In today's complex supply chains, managing changes and disruptions are critical to ensure the flow of products from raw materials to the consumer. As we have seen with the COVID-19 pandemic, large disruptions can have significant impact on supply chains, however, smaller variations in supply and demand affect efficiency and sustainability of operations as well. These include seasonal variations and gradual shifts in demand, failure of production facilities, and reduced production capacity, e.g., due to labour shortages, etc. As supply chains become more complex the likelihood of variations and disruptions affecting the flow of products increases. To efficiently manage uncertainty, resilience needs to be built in as an inherent part of supply chains.
In the automotive industry, the usage of common parts is accelerated by the increase in the demand for electric vehicles, mass customisation, and the introduction of car sharing services. This reduces the need for parts inventory and the lead time of supply of parts. Traditionally, however, transactions between parties in the supply chain (suppliers and buyers) are governed by bilateral contracts. These contracts provide security and make it easier to plan ahead according to fixed schedules ensuring stable and predictable production quantities. However, they also make it difficult to adjust to changing demands or a reduction in supply capacity.

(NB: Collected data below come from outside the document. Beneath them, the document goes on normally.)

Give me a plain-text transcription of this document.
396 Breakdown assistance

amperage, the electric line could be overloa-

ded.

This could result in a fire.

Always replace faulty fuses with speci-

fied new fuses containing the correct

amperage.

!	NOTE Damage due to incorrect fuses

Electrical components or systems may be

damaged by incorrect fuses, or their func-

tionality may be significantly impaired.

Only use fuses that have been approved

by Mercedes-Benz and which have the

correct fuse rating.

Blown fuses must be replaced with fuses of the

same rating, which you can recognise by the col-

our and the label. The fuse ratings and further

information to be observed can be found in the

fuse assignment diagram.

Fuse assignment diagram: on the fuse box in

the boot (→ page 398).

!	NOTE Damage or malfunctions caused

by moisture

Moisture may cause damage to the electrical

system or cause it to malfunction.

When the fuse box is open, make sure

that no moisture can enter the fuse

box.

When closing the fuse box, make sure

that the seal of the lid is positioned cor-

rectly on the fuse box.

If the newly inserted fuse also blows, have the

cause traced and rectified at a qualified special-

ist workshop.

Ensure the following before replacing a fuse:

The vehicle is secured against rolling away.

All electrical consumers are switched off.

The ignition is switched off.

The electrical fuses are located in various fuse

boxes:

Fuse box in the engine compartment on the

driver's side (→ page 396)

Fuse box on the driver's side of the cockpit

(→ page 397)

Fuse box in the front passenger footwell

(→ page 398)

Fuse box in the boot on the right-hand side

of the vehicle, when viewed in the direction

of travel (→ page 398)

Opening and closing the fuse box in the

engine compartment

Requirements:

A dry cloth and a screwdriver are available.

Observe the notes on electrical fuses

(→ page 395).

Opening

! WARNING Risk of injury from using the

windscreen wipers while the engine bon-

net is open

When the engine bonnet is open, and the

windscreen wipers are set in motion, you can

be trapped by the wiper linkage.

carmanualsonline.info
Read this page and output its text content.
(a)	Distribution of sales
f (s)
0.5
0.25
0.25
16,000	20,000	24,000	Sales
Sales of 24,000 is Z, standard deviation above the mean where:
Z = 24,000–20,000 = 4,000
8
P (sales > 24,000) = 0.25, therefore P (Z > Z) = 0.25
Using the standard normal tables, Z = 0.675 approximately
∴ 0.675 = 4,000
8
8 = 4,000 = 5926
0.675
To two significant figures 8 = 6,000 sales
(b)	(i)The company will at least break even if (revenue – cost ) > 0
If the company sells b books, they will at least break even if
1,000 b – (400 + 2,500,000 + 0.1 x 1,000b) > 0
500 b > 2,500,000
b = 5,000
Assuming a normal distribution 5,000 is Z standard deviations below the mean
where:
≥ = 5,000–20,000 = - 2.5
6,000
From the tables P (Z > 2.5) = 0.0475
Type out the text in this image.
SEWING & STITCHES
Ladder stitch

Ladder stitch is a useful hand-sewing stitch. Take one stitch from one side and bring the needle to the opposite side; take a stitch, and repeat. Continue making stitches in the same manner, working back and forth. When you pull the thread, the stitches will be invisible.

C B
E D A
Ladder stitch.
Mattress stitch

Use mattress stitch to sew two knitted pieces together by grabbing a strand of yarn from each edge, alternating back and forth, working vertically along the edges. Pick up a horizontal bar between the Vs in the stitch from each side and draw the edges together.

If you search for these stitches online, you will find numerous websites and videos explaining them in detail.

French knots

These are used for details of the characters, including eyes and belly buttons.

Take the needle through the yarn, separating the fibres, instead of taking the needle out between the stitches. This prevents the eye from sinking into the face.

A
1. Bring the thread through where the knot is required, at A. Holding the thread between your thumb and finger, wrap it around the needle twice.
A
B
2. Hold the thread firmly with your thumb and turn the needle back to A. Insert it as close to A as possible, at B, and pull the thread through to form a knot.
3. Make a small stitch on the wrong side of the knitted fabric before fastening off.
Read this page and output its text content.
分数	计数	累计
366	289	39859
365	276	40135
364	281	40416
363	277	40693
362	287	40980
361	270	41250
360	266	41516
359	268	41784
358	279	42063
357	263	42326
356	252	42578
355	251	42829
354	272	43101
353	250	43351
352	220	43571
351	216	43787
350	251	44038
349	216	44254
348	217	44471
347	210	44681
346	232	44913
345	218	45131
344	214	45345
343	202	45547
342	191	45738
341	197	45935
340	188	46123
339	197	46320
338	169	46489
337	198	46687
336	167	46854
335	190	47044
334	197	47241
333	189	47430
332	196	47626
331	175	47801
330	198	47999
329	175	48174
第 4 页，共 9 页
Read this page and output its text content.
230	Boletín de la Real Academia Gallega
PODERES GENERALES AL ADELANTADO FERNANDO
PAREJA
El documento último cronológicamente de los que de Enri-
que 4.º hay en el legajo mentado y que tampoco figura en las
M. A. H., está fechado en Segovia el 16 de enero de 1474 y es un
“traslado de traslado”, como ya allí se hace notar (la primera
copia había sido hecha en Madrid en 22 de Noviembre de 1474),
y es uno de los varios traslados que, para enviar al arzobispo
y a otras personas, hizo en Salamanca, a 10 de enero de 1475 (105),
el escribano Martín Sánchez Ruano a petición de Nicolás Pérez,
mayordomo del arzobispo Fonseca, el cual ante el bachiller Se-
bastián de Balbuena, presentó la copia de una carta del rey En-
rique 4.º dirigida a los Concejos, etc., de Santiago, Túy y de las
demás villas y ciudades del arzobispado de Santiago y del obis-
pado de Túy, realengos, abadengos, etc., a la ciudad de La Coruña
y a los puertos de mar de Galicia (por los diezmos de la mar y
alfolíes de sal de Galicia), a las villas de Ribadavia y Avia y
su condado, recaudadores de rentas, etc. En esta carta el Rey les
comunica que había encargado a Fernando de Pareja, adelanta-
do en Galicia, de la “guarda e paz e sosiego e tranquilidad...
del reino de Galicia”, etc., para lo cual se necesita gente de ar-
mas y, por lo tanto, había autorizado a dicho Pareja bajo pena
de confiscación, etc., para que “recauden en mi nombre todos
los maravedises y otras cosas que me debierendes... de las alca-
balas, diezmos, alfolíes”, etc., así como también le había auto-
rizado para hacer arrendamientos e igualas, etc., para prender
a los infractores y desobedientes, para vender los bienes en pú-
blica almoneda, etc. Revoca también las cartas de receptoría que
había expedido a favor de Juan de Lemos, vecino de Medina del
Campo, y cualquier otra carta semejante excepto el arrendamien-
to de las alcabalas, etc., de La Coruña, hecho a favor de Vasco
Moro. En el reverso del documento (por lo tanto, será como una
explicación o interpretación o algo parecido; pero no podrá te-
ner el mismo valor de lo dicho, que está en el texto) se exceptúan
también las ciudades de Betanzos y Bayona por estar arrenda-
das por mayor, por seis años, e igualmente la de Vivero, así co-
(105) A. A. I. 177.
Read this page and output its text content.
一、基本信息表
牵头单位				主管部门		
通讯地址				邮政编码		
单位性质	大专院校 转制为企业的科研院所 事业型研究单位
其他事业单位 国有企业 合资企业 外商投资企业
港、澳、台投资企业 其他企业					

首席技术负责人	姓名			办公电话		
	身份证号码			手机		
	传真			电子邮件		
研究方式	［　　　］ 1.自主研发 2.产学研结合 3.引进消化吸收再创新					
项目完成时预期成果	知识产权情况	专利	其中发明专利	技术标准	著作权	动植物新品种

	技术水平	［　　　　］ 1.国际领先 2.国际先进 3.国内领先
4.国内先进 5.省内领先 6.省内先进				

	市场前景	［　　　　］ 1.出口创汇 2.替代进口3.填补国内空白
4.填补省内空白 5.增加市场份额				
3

Collaboration among multiple parties throughout the supply chain may improve resilience. In collaborative supply chains bilateral agreements between buyer and supplier are replaced or supplemented by multilateral agreements. Three major complications for multi-party collaboration in automotive supply chains arise. Existing bilateral contracts must be respected, procurement of parts needs to be bundled, and the delivery of parts is constrained temporally, to ensure available production capacity and minimise inventory.
We propose a framework and method for managing and optimising changes in demand among buyers and match it with excess supply capacity among several suppliers. The framework relies on a central coordinating agent, who receives information about changes in demand and supply capacity. This information is submitted to the agent by buyers and suppliers in the form of supply and demand bids, each of which represents a bundle of items. Each demand bid submitted to the agent specifies the quantity required of each item and the price the buyer is willing to pay for the specified bundle of items (e.g., for a car we may want to request one transmission, one engine, etc.). Likewise, each supply bid specifies the excess capacity (which may be negative) to produce each item as well as the cost.
Now, the coordinating agent will match demand bids with supply bids to ensure that as many demand requests as possible are fulfilled and prioritises high-price demand bids over lower priced ones, and low-price supply bids over higher priced supply bids (in fact the method maximises the total willingness to pay less the total cost of all accepted bids). The process is known as a combinatorial auction and optimises the allocation of available production capacity among multiple suppliers to fit the demand among multiple potential buyers. Finding the optimal matching of supply and demand bids is achieved by solving a combinatorial mathematical optimisation problem known as the Winner Determination Problem . An example of a matching between different item types A, B, C, and D between two supply bids and two demand bids is shown in Figure 1. Our method includes additional temporal constraints and constraints related to the fulfilment of bilateral constraints.
Figure 1. An example of a matching between two supply bids and two demand bids.
The example includes six items of type A, B, C, and D, that are all matched.
Managing uncertainty in demand and supply is critical to ensure efficient and sustainable operations in complex supply chains. In our paper , we presented a novel method for matching changes in demand and supply among several collaborating parties based on combinatorial auctions. Simulated results on randomly generated instances showed that we can significantly increase the number of fulfilled demand requests--up to ten-fold. However, for large instances solving the mathematical optimisation becomes computationally challenging.